Devil May Care: Cacio e Pepe Deviled Eggs

A sinful Southern treat

Though they are commonly identified with the American South, deviled eggs are an ancient Roman concoction. Wealthy Romans lived in opulence and entertained extravagantly. Guests would be summoned to dine with the promise of a meal ranging ab ova usque as mala (from eggs to apples) and a feast would kick off with hard-boiled eggs seasoned with spicy sauces. 

The culinary term “deviled” made its first English language appearance in 1786 in reference to spicy foods. As any mention of the devil is anathema in some denominations of Christianity throughout the South and the Midwest the terms “stuffed eggs”, “salad eggs”, and “dressed eggs” are also common. 

For his interpretation of the popular finger food Alfredo Nogueria, Executive Chef at CureCo., take the dish back to its Roman roots with flavors of roasted garlic and rich Pecorino Romano. 

There are a few ways to shortcut this recipe without sacrificing quality or taste. See the NOTES section at the end for suggestions for making your life easier.


  1. Skip the preparation of the roasted garlic and simply grab two roasted cloves from the olive bar at your supermarket. They will work just fine. Just make sure they were not roasted with herbs, which will impact the flavor of the final dish.
  2. Skip the labors of hard-boiling the eggs and purchase pre-boiled eggs, which are always perfectly cooked and peeled.
  3. Do not cut corners on the Pecorino Romano or try to sneak in a substitution. Go for the good stuff.
  4. The eggs may be stuffed in advance, kept refrigerated, then brought to room temperature for serving but the showering of grated room-temperature Pecorino Romano should be piled on just prior to serving.

Cacio e Pepe Deviled Eggs

0.0 from 0 votes
Course: Recipes, Appetizers
Servings

4

servings
Prep time

30

minutes
Cooking time

40

minutes
Calories

300

kcal

Shared by Alfredo Nogueira, executive chef at CureCo.

Ingredients

  • 1 head garlic (see notes)

  • Extra-virgin olive oil

  • 6 large eggs (see notes)

  • 1/4 cup mayonnaise

  • 1/2 teaspoon Dijon mustard

  • 2 dashes Tabasco sauce, or to taste

  • Kosher salt

  • Freshly grated Pecorino Romano cheese (see notes)

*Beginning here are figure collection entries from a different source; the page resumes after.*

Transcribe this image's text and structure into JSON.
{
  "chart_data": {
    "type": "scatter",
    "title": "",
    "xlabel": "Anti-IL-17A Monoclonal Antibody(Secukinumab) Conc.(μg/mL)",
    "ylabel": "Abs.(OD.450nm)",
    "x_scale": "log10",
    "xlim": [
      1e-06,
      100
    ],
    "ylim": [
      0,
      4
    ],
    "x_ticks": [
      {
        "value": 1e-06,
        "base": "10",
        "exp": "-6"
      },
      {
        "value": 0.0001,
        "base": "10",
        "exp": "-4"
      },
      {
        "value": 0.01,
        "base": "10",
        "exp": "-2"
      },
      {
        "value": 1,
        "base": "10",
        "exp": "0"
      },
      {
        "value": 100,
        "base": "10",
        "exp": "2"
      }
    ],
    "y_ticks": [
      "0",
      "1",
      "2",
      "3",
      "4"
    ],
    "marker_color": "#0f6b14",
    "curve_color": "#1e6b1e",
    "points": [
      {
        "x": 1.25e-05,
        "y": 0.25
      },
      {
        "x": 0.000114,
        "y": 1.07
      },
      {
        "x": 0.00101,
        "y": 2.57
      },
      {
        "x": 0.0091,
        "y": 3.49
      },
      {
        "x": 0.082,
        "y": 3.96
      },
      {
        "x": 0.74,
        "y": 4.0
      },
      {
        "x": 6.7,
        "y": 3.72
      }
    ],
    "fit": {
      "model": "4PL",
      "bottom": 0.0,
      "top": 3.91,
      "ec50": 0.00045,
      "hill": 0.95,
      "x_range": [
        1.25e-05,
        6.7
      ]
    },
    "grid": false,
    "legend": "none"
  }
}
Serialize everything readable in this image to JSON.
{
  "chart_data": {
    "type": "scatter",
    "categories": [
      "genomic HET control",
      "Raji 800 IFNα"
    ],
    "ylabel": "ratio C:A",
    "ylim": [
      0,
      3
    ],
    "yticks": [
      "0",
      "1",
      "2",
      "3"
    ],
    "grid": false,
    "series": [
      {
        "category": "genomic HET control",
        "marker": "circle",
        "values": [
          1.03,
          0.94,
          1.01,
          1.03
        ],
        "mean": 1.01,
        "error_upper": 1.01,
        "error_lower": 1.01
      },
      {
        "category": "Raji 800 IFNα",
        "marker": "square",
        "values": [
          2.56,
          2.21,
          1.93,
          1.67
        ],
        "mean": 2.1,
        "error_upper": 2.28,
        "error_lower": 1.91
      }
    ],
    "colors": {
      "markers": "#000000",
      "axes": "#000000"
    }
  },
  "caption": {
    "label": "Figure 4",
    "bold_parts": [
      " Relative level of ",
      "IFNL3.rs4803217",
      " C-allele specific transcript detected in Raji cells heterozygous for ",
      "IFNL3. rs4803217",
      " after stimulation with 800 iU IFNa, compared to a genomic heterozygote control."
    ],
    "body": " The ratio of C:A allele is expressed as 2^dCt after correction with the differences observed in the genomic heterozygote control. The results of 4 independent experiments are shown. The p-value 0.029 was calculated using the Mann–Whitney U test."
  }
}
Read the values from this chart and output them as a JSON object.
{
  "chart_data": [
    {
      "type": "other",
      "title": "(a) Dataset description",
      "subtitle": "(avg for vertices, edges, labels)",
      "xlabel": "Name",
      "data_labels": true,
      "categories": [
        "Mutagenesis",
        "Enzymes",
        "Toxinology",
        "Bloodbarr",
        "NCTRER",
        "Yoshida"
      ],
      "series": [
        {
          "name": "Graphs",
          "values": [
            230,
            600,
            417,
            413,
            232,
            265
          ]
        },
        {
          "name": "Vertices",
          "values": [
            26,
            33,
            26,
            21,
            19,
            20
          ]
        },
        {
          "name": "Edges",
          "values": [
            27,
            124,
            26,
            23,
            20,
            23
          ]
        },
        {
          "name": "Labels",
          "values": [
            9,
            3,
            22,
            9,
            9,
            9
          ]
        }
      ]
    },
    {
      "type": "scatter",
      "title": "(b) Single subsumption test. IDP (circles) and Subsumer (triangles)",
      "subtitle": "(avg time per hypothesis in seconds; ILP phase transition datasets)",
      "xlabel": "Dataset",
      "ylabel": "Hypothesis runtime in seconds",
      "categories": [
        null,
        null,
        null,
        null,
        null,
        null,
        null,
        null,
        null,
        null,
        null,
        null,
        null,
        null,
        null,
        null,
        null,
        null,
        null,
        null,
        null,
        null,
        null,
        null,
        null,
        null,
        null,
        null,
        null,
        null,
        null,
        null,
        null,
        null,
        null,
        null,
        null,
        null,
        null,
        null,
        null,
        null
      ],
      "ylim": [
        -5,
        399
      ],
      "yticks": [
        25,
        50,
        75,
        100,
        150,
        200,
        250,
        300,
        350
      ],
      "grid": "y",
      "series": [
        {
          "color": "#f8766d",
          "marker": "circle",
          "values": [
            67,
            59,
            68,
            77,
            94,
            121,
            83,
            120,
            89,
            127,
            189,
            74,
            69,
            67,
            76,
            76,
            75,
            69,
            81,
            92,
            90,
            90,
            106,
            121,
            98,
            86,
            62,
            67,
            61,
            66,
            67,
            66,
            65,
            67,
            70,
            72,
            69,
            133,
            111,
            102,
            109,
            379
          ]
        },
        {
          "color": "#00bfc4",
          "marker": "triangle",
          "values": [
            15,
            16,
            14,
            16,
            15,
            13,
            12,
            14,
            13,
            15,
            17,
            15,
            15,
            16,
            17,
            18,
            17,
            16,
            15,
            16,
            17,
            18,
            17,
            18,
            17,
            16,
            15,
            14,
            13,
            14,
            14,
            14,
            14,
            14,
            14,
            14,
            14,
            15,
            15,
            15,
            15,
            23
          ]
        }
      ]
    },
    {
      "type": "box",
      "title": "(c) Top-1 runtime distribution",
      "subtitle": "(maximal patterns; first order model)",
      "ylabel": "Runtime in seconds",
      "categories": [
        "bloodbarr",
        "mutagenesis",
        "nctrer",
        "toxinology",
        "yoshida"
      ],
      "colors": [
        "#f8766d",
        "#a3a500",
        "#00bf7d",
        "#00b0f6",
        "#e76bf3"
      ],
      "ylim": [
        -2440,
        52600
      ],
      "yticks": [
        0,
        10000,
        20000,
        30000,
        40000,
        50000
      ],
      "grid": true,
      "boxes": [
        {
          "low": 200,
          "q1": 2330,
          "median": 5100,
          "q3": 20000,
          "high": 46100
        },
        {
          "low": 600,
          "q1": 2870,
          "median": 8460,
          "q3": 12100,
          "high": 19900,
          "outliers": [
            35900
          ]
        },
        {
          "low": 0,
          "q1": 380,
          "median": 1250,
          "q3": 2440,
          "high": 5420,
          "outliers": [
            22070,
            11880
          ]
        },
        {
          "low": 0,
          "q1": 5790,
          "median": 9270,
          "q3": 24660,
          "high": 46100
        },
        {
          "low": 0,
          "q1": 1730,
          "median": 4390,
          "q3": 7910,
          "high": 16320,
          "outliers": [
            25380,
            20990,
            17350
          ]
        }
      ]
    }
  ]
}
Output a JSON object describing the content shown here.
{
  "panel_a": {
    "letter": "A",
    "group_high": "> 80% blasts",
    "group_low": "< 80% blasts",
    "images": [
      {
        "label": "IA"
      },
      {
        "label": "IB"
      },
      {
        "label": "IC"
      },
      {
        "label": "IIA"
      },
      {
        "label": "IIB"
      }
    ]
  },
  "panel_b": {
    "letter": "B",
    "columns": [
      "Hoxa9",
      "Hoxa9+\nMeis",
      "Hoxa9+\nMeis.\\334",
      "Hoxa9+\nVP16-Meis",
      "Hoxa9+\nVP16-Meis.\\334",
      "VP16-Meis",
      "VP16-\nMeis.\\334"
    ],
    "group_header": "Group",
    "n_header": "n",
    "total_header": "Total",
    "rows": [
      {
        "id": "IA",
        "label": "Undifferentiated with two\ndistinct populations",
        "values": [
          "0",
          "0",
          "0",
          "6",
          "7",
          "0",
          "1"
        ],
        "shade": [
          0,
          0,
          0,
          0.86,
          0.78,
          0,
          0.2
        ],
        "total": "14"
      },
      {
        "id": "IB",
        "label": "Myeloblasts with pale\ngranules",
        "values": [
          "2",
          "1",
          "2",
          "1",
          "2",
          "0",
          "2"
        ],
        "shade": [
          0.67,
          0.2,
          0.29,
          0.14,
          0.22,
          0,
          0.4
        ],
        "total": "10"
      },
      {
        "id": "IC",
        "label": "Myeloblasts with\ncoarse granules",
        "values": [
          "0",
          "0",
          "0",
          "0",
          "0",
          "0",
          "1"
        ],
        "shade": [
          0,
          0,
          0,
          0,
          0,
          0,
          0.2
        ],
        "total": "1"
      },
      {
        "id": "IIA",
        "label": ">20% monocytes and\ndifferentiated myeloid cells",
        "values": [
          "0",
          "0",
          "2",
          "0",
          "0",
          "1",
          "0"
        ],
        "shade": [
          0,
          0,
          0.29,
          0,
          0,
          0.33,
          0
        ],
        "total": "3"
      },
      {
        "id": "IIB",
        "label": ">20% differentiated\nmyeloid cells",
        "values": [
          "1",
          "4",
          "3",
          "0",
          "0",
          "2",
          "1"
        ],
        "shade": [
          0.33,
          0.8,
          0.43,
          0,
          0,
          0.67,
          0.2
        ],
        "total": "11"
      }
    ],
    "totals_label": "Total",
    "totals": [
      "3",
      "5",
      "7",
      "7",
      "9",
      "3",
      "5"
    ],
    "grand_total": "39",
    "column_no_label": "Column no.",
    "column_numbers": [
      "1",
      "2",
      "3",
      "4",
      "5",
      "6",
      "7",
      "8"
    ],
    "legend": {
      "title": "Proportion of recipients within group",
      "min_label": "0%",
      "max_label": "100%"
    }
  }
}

  • Freshly ground black pepper

Directions

  • Preheat the oven to 400°F.
  • Remove the loose, papery outer layer of the garlic but leave the majority unpeeled. Trim away the top 1/4 inch of the bulb, then drizzle it all over with the olive oil. Wrap tightly in foil and roast until a center clove is completely soft when pierced with a knife, about for 40 minutes to 1 hour.
  • Remove the garlic from the oven and set aside 2 cloves of garlic for the deviled eggs.  Save the remainder for another use, such as a spread on bread or in place of raw garlic in dressings and condiments. 
  • Bring a large pot of water to a boil and prepare an ice-water bath. Use a slotted spoon or spider skimmer to place the eggs in the water and adjust the heat to maintain a gentle simmer.
  • Cook the eggs for 11 minutes, then immediately drain and transfer them to the ice-water bath. Once cool, peel the eggs and trim a small slice off the short sides of each egg so that it’s flat on both ends (this will make it easier to plate them). Slice each egg in half crosswise.
  • Use a spoon to scoop out the yolks and place them in the bowl of a food processor. Add the mayonnaise, mustard, the 2 cloves of roasted garlic, and Tabasco and season with salt. Process until creamy and well blended. Adjust the salt if needed. 
  • Transfer the yolk mixture to a pastry bag with a star tip or just transfer it to a standard zip-top bag and snip away one of the corners. Pipe the yolk mixture into the reserved egg whites. Arrange the filled egg halves on a serving plate, sprinkle with the Pecorino Romano and black pepper and serve.